The Last Post Ceremony commemorating the service of (NFX70938) Sister Mary Dorothea Clarke, 10th Australian General Hospital, Royal Australian Army Nursing Service, Second World War.

Place Asia: Netherlands East Indies
Accession Number AWM2016.2.256
Collection type Film
Object type Last Post film
Physical description 16:9
Maker Australian War Memorial
Place made Australia: Australian Capital Territory, Canberra, Campbell
Date made 12 September 2016
Access Open
Conflict Second World War, 1939-1945
Copyright Item copyright: © Australian War Memorial
Creative Commons License This item is licensed under CC BY-NC
Copying Provisions Copyright restrictions apply. Only personal, non-commercial, research and study use permitted. Permission of copyright holder required for any commercial use and/or reproduction.
Description

The Last Post Ceremony is presented in the Commemorative area of the Australian War Memorial each day. The ceremony commemorates more than 102,000 Australians who have given their lives in war and other operations and whose names are recorded on the Roll of Honour. At each ceremony the story behind one of the names on the Roll of Honour is told. Hosted by Richard Cruise, the story for this day was on (NFX70938) Sister Mary Dorothea Clarke, 10th Australian General Hospital, Royal Australian Army Nursing Service, Second World War.

Film order form
Speech transcript

NFX70938 Sister Mary Dorothea Clarke, 10th Australian General Hospital, Royal Australian Army Nursing Service
Presumed dead 14 February 1942
Photograph: P02783.011

Story delivered 12 September 2016

Today we remember and pay tribute to Sister Mary Dorothea Clarke, who died during the Second World War.

Mary Clarke was born on 20 July 1911 to Henry Percival and Flora Clarke in Rylstone, New South Wales. She was the eldest of six children born to the couple, with four younger sisters and a younger brother.
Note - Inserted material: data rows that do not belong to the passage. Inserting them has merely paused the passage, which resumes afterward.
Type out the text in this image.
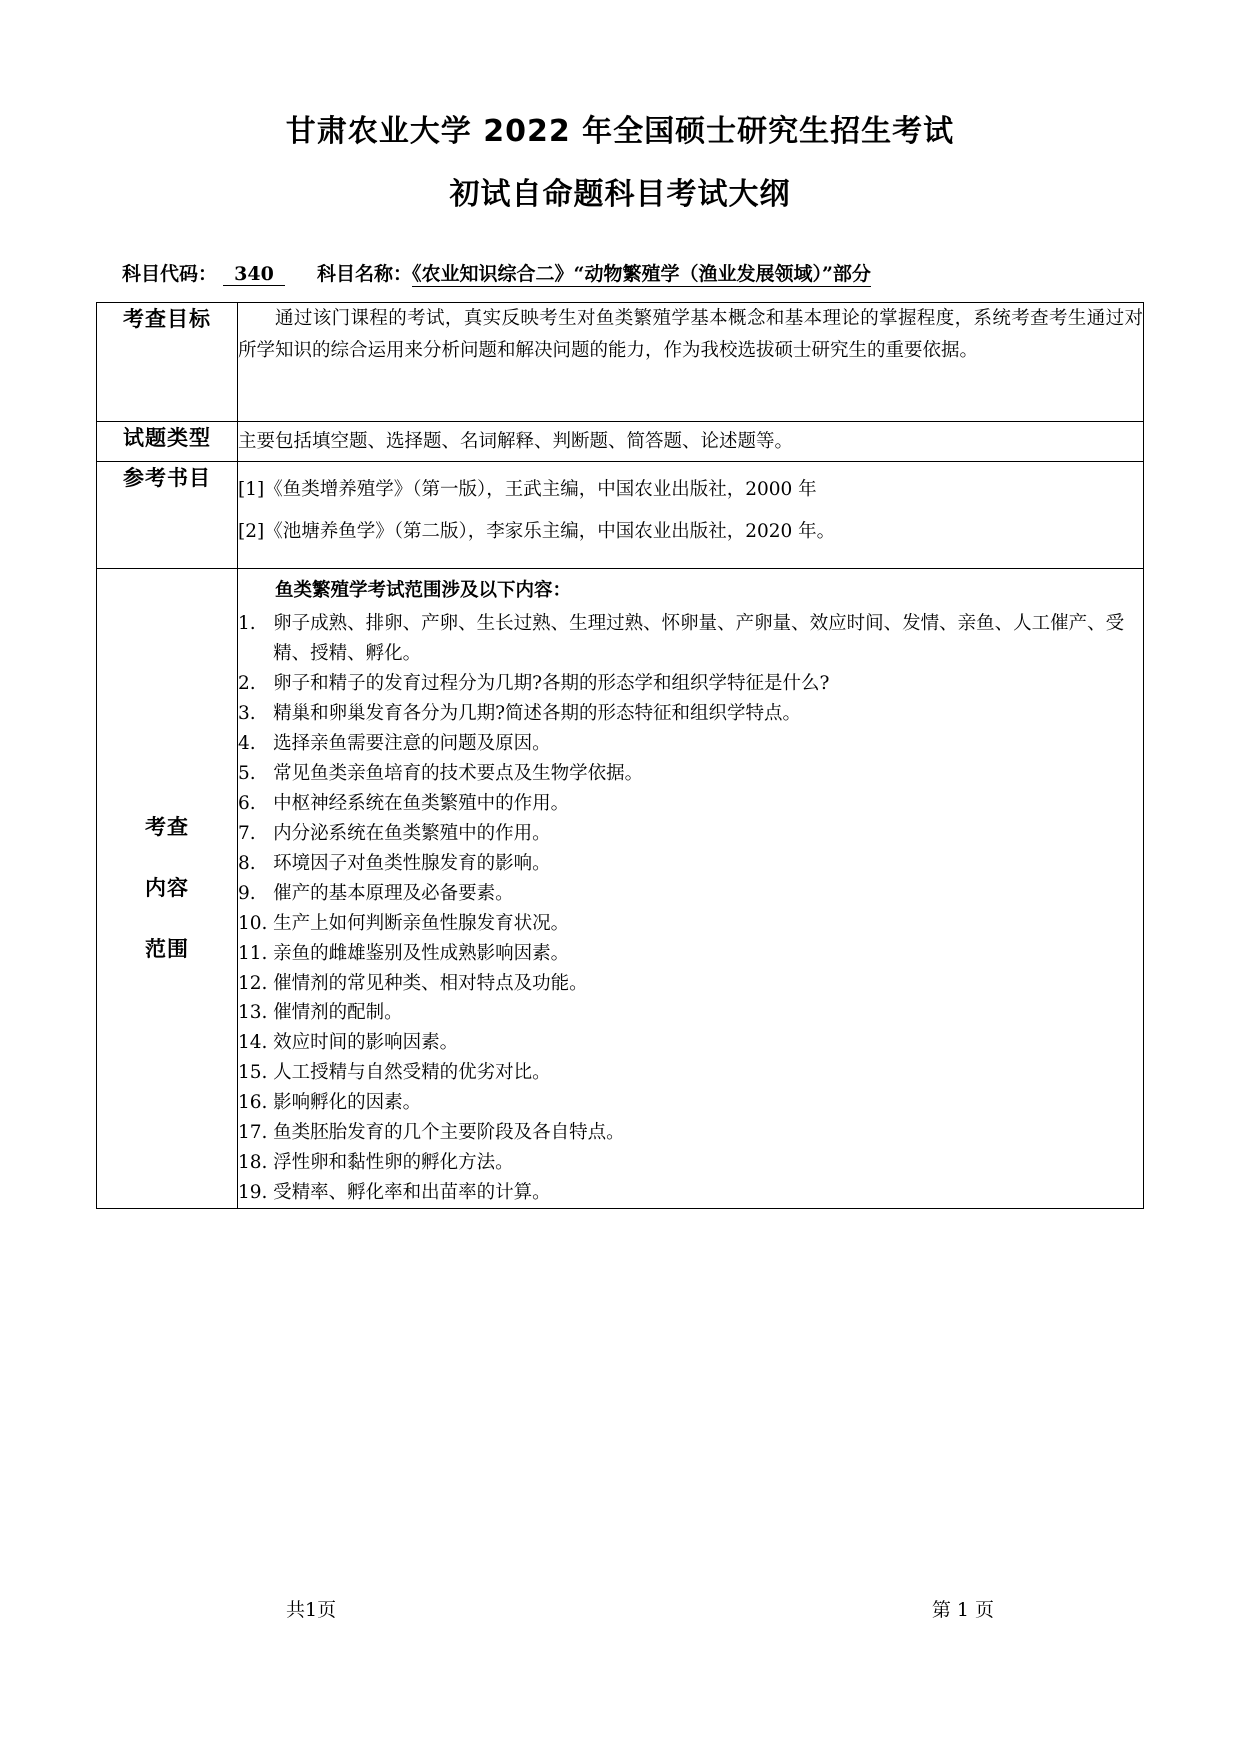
甘肃农业大学 2022 年全国硕士研究生招生考试
初试自命题科目考试大纲
科目代码： 340 科目名称：《农业知识综合二》“动物繁殖学（渔业发展领域）”部分
考查目标	通过该门课程的考试，真实反映考生对鱼类繁殖学基本概念和基本理论的掌握程度，系统考查考生通过对所学知识的综合运用来分析问题和解决问题的能力，作为我校选拔硕士研究生的重要依据。

试题类型	主要包括填空题、选择题、名词解释、判断题、简答题、论述题等。

参考书目	[1]《鱼类增养殖学》（第一版），王武主编，中国农业出版社，2000 年

[2]《池塘养鱼学》（第二版），李家乐主编，中国农业出版社，2020 年。

考查
内容
范围

鱼类繁殖学考试范围涉及以下内容：
1. 卵子成熟、排卵、产卵、生长过熟、生理过熟、怀卵量、产卵量、效应时间、发情、亲鱼、人工催产、受精、授精、孵化。
2. 卵子和精子的发育过程分为几期?各期的形态学和组织学特征是什么?
3. 精巢和卵巢发育各分为几期?简述各期的形态特征和组织学特点。
4. 选择亲鱼需要注意的问题及原因。
5. 常见鱼类亲鱼培育的技术要点及生物学依据。
6. 中枢神经系统在鱼类繁殖中的作用。
7. 内分泌系统在鱼类繁殖中的作用。
8. 环境因子对鱼类性腺发育的影响。
9. 催产的基本原理及必备要素。
10. 生产上如何判断亲鱼性腺发育状况。
11. 亲鱼的雌雄鉴别及性成熟影响因素。
12. 催情剂的常见种类、相对特点及功能。
13. 催情剂的配制。
14. 效应时间的影响因素。
15. 人工授精与自然受精的优劣对比。
16. 影响孵化的因素。
17. 鱼类胚胎发育的几个主要阶段及各自特点。
18. 浮性卵和黏性卵的孵化方法。
19. 受精率、孵化率和出苗率的计算。
共1页	第 1 页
She trained as a nurse at the Coast Hospital in Little Bay, New South Wales, later renamed the Prince Henry Hospital. She passed her examinations in 1936.

On 7 January 1941 Clarke enlisted in the Australian Imperial Force, joining the 2/10th Australian General Hospital in the Australian Army Nursing Service. The next month she embarked with her unit on the Queen Mary, arriving in Singapore 12 days later, and the 10th AGH was transferred to the general hospital in Malaya.

Clarke was working on the Malay Peninsula when the Japanese attacked Pearl Harbor in February 1942. Once the fall of Singapore became inevitable most Australian personnel were evacuated from the island, but the 2/10th AGH remained until 12 February, when they, too, were evacuated. Clarke was one of 65 Australian nurses who left Singapore aboard the Vyner Brooke. Two days later the ship was bombed by the Japanese and many lives were lost. Some were helped into lifeboats, others clung to rafts. Those who could swim made for the nearby Banka Island.

Clarke managed to climb onto a raft with six other nurses on it. Two, Betty Jeffery and Iole Harper, volunteered to lighten the raft, and they swam for land. The raft, however, was caught in a current and drifted away from the others. The remaining five nurses, including Mary Clarke, were never seen again.

Back home, an article in the local paper extended sympathies to Clarke’s parents, remembering her as “a fine specimen of Australian womanhood, a girl who had everything in life to live for, and one who got all life had to give … The Diggers of this district salute a brave little comrade.”

Mary Clarke is commemorated in her home town, and on the Roll of Honour on my left, among some 40,000 others from the Second World War. Her photograph is displayed beside the Pool of Reflection.

This is but one of the many stories of service and sacrifice told here at the Australian War Memorial. We now remember Sister Mary Dorothea Clarke, who gave her life for us, for our freedoms, and in the hope of a better world.